Buying your own house is a dream come true for everyone. The Indian government has always shown a great inclination to encourage citizens to invest in a house. This is why a home loan is eligible for tax deduction under section 80C. And when you buy a house on a home loan, it comes with multiple tax benefits too that significantly reduce your tax outgo.
Many schemes like Pradhan Mantri Jan Dhan Yojana are flashing green light on the Indian housing sector by striving to bring down the issues of affordability and accessibility. In this article, we will discuss more home loan tax benefit.
A home loan must be taken for the purchase/construction of a house and the construction of the house must be completed within 5 years from the end of financial year in which loan was taken. If you are paying EMI for the housing loan, it has two components – interest payment and principal repayment. The interest portion of the EMI paid for the year can be claimed as a deduction from your total income up to a maximum of Rs 2 lakh under Section 24.
From Assessment Year 2018-19 onwards, the maximum deduction for interest paid on Self Occupied house property is Rs 2 Lakh. For let out property, there is no upper limit for claiming interest. However, the overall loss one can claim under the head of House Property is restricted to Rs 2 lakh only.This Deduction can be claimed from the year in which construction of the house is completed.
Say, you bought an under-construction property and have not moved in yet. But you are paying the EMIs. In this case, your eligibility to claim interest on the home loan as a deduction begins only upon completion of construction or immediately if you buy a fully constructed property. So does this mean you would not enjoy any tax benefits on the interest paid during the period falling between the borrowing of loan and completion of construction? No. Let's understand why.
The income tax law provides for the claim of such interest also, called the pre-construction interest, as a deduction in five equal instalments starting from the year in which the property is acquired or construction is completed, over and above the deduction you are otherwise eligible to claim from your house property income. However, the maximum eligibility remains capped at Rs 2 lakh.
The Principal portion of the EMI paid for the year is allowed as deduction under Section 80C. The maximum amount that can be claimed is up to Rs 1.5 lakh. But to claim this deduction, the house property should not be sold within 5 years of possession. Otherwise, the deduction claimed earlier will be added back to your income in the year of sale.

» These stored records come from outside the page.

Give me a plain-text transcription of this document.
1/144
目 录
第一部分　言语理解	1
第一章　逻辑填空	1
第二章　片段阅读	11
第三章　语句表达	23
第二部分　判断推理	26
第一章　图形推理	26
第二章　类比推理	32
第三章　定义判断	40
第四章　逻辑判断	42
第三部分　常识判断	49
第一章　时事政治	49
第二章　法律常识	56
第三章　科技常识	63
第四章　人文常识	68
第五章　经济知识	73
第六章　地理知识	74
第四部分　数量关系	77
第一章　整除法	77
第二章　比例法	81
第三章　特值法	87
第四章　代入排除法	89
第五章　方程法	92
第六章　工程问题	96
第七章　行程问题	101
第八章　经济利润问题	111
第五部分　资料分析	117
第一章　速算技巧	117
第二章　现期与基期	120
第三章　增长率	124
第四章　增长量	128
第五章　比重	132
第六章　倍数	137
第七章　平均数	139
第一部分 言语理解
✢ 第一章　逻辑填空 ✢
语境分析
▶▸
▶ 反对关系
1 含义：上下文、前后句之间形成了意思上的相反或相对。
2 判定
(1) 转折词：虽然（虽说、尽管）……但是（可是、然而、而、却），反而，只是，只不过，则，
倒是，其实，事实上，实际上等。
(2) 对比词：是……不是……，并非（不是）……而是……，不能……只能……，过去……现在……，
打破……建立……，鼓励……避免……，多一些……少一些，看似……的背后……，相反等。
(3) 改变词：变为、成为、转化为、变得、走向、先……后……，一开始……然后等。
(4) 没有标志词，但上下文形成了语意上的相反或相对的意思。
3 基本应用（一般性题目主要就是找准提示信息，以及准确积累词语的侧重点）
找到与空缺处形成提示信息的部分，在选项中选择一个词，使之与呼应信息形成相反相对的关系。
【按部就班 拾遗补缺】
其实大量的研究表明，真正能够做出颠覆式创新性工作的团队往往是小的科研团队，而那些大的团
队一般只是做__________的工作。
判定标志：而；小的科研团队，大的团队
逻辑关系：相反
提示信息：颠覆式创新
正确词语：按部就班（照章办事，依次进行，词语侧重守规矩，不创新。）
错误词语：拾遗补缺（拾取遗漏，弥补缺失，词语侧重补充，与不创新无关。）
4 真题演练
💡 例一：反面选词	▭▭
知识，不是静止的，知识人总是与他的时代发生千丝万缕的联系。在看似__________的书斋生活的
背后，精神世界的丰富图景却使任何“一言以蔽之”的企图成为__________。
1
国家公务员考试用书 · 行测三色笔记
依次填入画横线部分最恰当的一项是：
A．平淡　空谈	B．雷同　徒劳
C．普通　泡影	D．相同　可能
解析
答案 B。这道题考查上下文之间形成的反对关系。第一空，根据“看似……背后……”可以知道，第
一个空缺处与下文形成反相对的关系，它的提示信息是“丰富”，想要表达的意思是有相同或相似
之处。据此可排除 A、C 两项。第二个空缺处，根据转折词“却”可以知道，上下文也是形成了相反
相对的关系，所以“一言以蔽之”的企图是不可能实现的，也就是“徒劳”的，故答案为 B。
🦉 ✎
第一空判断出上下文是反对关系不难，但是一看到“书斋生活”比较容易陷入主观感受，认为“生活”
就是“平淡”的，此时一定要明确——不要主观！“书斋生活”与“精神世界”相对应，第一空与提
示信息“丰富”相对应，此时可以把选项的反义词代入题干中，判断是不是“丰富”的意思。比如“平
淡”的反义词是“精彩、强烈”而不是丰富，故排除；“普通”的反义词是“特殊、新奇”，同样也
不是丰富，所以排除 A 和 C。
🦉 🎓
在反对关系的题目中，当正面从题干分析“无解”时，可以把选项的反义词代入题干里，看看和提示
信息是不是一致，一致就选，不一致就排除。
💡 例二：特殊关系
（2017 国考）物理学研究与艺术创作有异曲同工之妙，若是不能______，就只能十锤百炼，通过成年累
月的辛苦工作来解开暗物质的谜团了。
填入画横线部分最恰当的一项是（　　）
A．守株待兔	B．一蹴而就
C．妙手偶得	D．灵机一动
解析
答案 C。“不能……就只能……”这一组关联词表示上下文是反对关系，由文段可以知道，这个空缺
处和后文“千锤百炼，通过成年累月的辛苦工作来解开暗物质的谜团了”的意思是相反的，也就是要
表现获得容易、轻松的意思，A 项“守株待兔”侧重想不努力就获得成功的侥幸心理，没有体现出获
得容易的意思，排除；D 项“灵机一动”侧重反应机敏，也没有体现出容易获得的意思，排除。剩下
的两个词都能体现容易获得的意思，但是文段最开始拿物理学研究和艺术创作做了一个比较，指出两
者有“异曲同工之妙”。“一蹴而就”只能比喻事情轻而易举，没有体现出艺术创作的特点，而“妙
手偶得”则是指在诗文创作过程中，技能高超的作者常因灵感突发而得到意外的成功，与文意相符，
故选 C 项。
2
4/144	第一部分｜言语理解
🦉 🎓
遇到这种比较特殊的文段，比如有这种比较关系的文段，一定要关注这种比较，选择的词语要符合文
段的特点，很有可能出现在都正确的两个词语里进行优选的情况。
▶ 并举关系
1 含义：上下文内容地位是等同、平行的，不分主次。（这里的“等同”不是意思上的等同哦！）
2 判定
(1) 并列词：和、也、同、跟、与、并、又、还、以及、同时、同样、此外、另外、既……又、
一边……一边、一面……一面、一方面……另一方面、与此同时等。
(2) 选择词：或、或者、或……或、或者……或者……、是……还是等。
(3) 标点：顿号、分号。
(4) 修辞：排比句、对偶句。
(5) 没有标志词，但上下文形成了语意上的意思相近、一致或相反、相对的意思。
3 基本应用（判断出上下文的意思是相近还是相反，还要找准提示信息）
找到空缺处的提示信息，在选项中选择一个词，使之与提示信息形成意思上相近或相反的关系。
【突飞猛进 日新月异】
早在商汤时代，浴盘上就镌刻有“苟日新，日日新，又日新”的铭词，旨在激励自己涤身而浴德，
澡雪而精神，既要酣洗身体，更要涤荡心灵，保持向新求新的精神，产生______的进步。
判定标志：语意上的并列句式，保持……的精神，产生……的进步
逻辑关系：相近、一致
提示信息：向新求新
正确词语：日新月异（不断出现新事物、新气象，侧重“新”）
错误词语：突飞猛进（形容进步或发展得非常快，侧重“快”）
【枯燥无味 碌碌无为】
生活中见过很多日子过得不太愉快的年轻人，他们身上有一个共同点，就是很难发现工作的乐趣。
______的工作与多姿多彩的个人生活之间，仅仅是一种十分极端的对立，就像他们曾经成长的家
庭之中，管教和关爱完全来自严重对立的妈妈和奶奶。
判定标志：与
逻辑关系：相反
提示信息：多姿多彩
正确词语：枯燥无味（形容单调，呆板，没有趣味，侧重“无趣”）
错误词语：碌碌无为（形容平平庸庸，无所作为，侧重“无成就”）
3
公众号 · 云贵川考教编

Besides claiming the deduction for principal repayment, a deduction for stamp duty and registration charges can also be claimed u/s 80C but within the overall limit of Rs 1.5 lakhs. However, it can be claimed only in the year in which these expenses are incurred.
Additional deduction under Section 80EE is allowed to the home buyers for maximum up to Rs 50,000. To claim this deduction, the amount of loan taken should be Rs 35 lakhs or less and the value of the property does not exceed Rs 50 lakhs. The loan must have been sanctioned between 1st April 2016 to 31st March 2017. And on the date of sanction of loan, individual does not own any other house. Section 80EE has been reintroduced effective from FY 2016-17. Earlier the deductionallowed under Sec 80EE was available for 2 years FY 2013-14 and FY 2014-15 only.
The budget 2019 has introduced additional deduction under Section 80EEA for home buyers for maximum up to Rs 1,50,000. To claim this deduction, the stamp value of the property does not exceed Rs 45 lakhs. The loan must have been sanctioned between 1 April 2019 to 31 March 2020. And on the date of sanction of loan, individual does not own any other house. The individual should not also be eligible to claim deduction under section 80EE.
If the loan is taken jointly, then each of the loan holders can claim a deduction for home loan interest up to Rs 2 lakh each and principal repayment u/s 80C up to Rs 1.5 lakh each in their individual tax returns. To claim this deduction, they should also be co-owners of the property taken on loan. So, loan taken jointly with your family can help you claim a larger tax benefit.